クハ415-1901さん、ED79のアルバムを拝見しました。

(日本海)(海峡)(はまなす)と様々なHMをつけたED79・・・すてきですね!!
この機関車もHMが似合っていると思います。
ED79にはなじみがないですが、
過去に1990年と2001年の渡道の際、津軽海峡線を(海峡)で通っているので、
この機関車のお世話になっているはずです。

津軽海峡線は特異な線区で、JR化後に開業したにもかかわらず、
ED79の牽く客車列車が運転され、元国鉄線より国鉄っぽい魅力のある路線だなあと思っていました。

やぶおさん、おはようございます。

今回も早速、コメントありがとうございます。

1990年と2001年の渡道の際に青函トンネルをくぐられているのですね。うらやましいです。

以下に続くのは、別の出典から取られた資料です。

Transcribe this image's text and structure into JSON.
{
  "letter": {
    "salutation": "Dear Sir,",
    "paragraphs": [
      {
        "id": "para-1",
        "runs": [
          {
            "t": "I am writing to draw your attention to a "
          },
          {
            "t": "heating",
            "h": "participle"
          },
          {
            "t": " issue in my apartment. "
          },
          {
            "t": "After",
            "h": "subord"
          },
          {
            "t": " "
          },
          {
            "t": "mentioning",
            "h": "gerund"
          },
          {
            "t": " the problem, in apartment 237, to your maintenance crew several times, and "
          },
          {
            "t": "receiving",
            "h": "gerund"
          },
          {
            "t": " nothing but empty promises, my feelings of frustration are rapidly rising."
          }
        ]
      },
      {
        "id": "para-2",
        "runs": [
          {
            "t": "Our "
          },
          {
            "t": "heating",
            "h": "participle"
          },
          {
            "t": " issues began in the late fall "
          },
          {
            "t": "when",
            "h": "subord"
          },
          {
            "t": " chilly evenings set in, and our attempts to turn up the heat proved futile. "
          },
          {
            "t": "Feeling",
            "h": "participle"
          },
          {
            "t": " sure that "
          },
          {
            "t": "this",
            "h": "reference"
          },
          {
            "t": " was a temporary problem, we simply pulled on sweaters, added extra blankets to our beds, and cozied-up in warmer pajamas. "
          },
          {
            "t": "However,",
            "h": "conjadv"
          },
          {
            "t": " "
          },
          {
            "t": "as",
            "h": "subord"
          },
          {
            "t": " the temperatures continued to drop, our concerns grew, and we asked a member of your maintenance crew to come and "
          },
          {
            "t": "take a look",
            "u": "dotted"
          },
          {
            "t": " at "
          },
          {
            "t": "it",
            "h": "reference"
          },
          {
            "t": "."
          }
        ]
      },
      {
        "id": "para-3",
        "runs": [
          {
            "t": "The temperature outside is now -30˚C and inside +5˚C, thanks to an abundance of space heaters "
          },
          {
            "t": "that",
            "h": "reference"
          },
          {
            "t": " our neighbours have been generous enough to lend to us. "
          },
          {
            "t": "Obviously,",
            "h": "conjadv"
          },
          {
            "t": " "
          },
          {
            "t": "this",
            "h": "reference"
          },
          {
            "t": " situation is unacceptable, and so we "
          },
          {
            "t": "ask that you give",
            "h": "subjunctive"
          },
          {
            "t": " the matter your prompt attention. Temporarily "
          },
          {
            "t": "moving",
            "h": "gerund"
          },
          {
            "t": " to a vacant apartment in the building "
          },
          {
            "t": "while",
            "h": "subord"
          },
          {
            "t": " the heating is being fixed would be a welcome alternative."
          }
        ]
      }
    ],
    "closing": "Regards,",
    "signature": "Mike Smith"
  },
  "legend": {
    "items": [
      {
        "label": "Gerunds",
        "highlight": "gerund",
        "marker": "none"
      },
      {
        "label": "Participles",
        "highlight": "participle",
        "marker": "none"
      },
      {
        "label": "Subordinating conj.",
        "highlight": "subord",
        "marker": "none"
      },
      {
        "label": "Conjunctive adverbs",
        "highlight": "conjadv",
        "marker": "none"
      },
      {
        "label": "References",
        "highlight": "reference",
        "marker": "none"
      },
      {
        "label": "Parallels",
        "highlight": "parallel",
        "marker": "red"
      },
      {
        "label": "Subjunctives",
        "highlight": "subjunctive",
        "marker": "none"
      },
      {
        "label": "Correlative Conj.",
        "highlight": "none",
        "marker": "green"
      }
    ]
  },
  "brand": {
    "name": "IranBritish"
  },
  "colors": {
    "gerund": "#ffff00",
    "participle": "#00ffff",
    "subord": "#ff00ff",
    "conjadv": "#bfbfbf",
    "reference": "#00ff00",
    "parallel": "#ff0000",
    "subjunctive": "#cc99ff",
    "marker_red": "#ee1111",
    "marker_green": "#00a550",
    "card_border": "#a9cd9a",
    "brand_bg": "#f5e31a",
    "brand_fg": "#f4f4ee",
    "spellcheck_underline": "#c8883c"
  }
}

私は連絡船のあった頃は連絡船で渡道でしたが、1991年の夏以降は2003年の函館を含めていずれも飛行機で行ってしまっており、未だ青函トンネル通過経験がありません。

2010年の秋に青森に行った際に海峡線の撮影も行いたかったのですが、時間が許しませんでした。
是非近いうちに、新幹線が出来る前に一度青函トンネルをくぐって置こうと思っております。

そういえば、写真はどこにあるのか分からないのですが、家族で竜飛までいって竜飛の海底駅の施設は見学した憶えがあります。

それとED79、元はといえば秋田付近で活躍していたED75700ですので、私も能代の祖父のもとに行った際には、「日本海」「あけぼの」やレッドトレイン、旧客、貨物を牽く姿をかなり撮っていました.後日、ご紹介致します。